Dünya basını olayı şöyle verdi: “Türk gazeteci bir atasözü dile getirmekten hapse atıldı!” Beş yıldır söylenilen şarkıdaki bir sözcükten ötürü Sezen Aksu’ya “dil koparmak”la gözdağı verildi. Suçlananların kadın olmaları daha da ürkütücü. Kültür, sanat eserlerine kılıç çekiliyor! Böyle yapanlara bir Çerkez atasözü yanıt veriyor: “Mezar taşı kaybolur, şarkı (sanat) kaybolmaz.”
Uluslar kültüre, sanata saygıları, bilime katkıları oranında değer kazanırlar.
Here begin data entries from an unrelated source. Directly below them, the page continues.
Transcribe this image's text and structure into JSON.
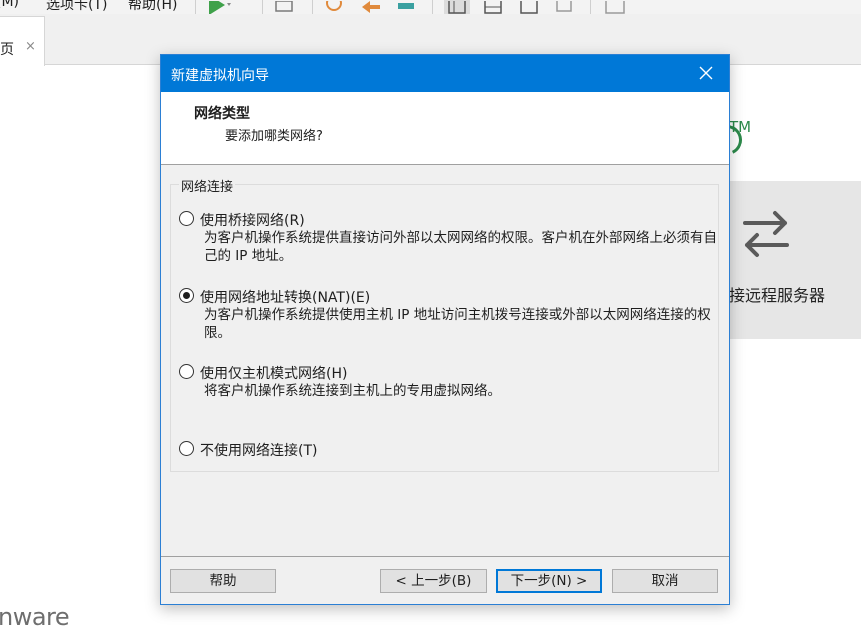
{
  "menubar": {
    "items": [
      "(M)",
      "选项卡(T)",
      "帮助(H)"
    ]
  },
  "tabs": {
    "home": {
      "label": "页",
      "close": "×"
    }
  },
  "background": {
    "trademark": "TM",
    "remote_card_label": "接远程服务器",
    "vmware_logo": "nware"
  },
  "dialog": {
    "title": "新建虚拟机向导",
    "close_glyph": "✕",
    "header": {
      "title": "网络类型",
      "subtitle": "要添加哪类网络?"
    },
    "group_title": "网络连接",
    "options": [
      {
        "label": "使用桥接网络(R)",
        "desc": "为客户机操作系统提供直接访问外部以太网网络的权限。客户机在外部网络上必须有自己的 IP 地址。",
        "checked": false
      },
      {
        "label": "使用网络地址转换(NAT)(E)",
        "desc": "为客户机操作系统提供使用主机 IP 地址访问主机拨号连接或外部以太网网络连接的权限。",
        "checked": true
      },
      {
        "label": "使用仅主机模式网络(H)",
        "desc": "将客户机操作系统连接到主机上的专用虚拟网络。",
        "checked": false
      },
      {
        "label": "不使用网络连接(T)",
        "desc": "",
        "checked": false
      }
    ],
    "buttons": {
      "help": "帮助",
      "back": "< 上一步(B)",
      "next": "下一步(N) >",
      "cancel": "取消"
    }
  },
  "colors": {
    "titlebar": "#0078d7",
    "brand_green": "#2c8a4b"
  }
}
Cumhuriyetimiz bir kültür devrimidir. İkinci Dünya savaşı günlerinde ekmek karneyle dağıtılırken sanatın, kültürün tüm kapıları halka açılıyordu. Halkevleri ve köy enstitüleri baştan aşağı kültürdü, sanattı.
Almanya, İkinci Dünya Savaşı sonrasında sağlık kurumlarının yanında yıkılan eğitim, kültür, sanat ortamlarının ayağa kaldırılmasına öncelik vermişti. Aydınlık düşmanlarının dünyanın her yerinde ilk saldırdıkları, yok ettikleri yerlerin başında kültür, sanat olmuştur. Kitaplıklar, kültür kurumları yakılmış, sanat eserleri parçalanmış, sanatçılar aşağılanmış, en ağır cezalar verilmiştir. “Sanatın içine tükürenler” aramızda dolaşıyor! 1980 darbesi, kitabı silahla eş tutmuştu. Daha dün Kars’ta barışı simgeleyen heykele “ucube” denilerek kaldırıldığı akıllarda!
Kültür denilince akla kitap geliyor. Armağan ettiklerimin ön sırasında kitap olmuştur. Çalıştığım ortaokulda, lisede öğrencilerimle yılbaşlarında, ulusal bayramlarda, tatil başlarında sınıfça birbirimize kitap çekilişleri yapardık. Çekilişe ben de katılırdım. Böylece, birbirimize olan güvenimiz, bağlılığımız büyürdü. Derslerine girdiğim öğrencilerimi izler, yıl boyunca 25 ile 45 arası kitap okunurdu. Bu sayıya öğretmen arkadaşlarım bile inanamazdı. Ama o öğrencilerim kitap okuma alışkanlıklarıyla çoğu Siyasal’ı, Hukuk’u bitirdi.
Bir yere eli boş gitmek hoş değildir. Yunus Emre Hacı Bektaş Veli’yi görmeye giderken yanına biraz alıç aldığı söylenir. Geçenlerde FOX TV’de İsmail Küçükkaya’ya ABD’den gelen Prof. Selçuk Şirin’in elindeki Deli İbram Divanı adlı kitabı iletmesi anlamlıydı. Bir kitap armağanı, armağan bir uçaktan daha değerlidir bence!
İkinci tür armağanım, otuz yıl boyunca Ankara’da yılda yüz dolayında dağıttığım tiyatro bileti oldu. Sevdiğim, saydığım kişilere iki tiyatro bileti sunmam, onlar kadar beni de sevindiriyordu. Kimi kişilere yılda iki kez bilet verdiğim de oluyordu. Örneğin, birlikte bulunmaktan onur duyduğum eğitimci ve yazın büyüğüm Mahmut Makal’la tiyatroda buluşmak unutamadığım bir anıdır.
Tiyatroyu sadece dostlarımla değil, öğrencilerimle de paylaşırdım. Sincan Fatih Mahallesinden otuz km uzakta Ankara Küçük tiyatrodaki Deli Dumrul oyununa bin iki yüz ortaokul öğrencimizi belediye otobüsleriyle taşımamızı, armağanın en büyüğü sayıyorum. Zaman zaman Hopa Kemalpaşa’dan öğrencilerim telefonla arar. Örneğin, “Öğretmenim ben, şu oyundaki şu rolü verdiğiniz Ali” diye kendilerini tanıtanlar oluyor.
Kültürün, sanatın insanlara etkisi ve kalıcılığı kitap bilgilerinin çok üstündedir. Geçenlerde Rize Fındıklı’da ortaokulda okuttuğum bir kız öğrenci bana, “Öğretmenim bize ‘Kızını dövmeyen dizini döver’ sözünün yanlışlığını söylemiştiniz” diyordu. Bir başkası, “Öğretmenim bana şu kitabı okumam için vermiştiniz!” İnsanlara yaşama sevinci veren, insanı yücelten kültürün, sanatın kapıları hep açık olmalı.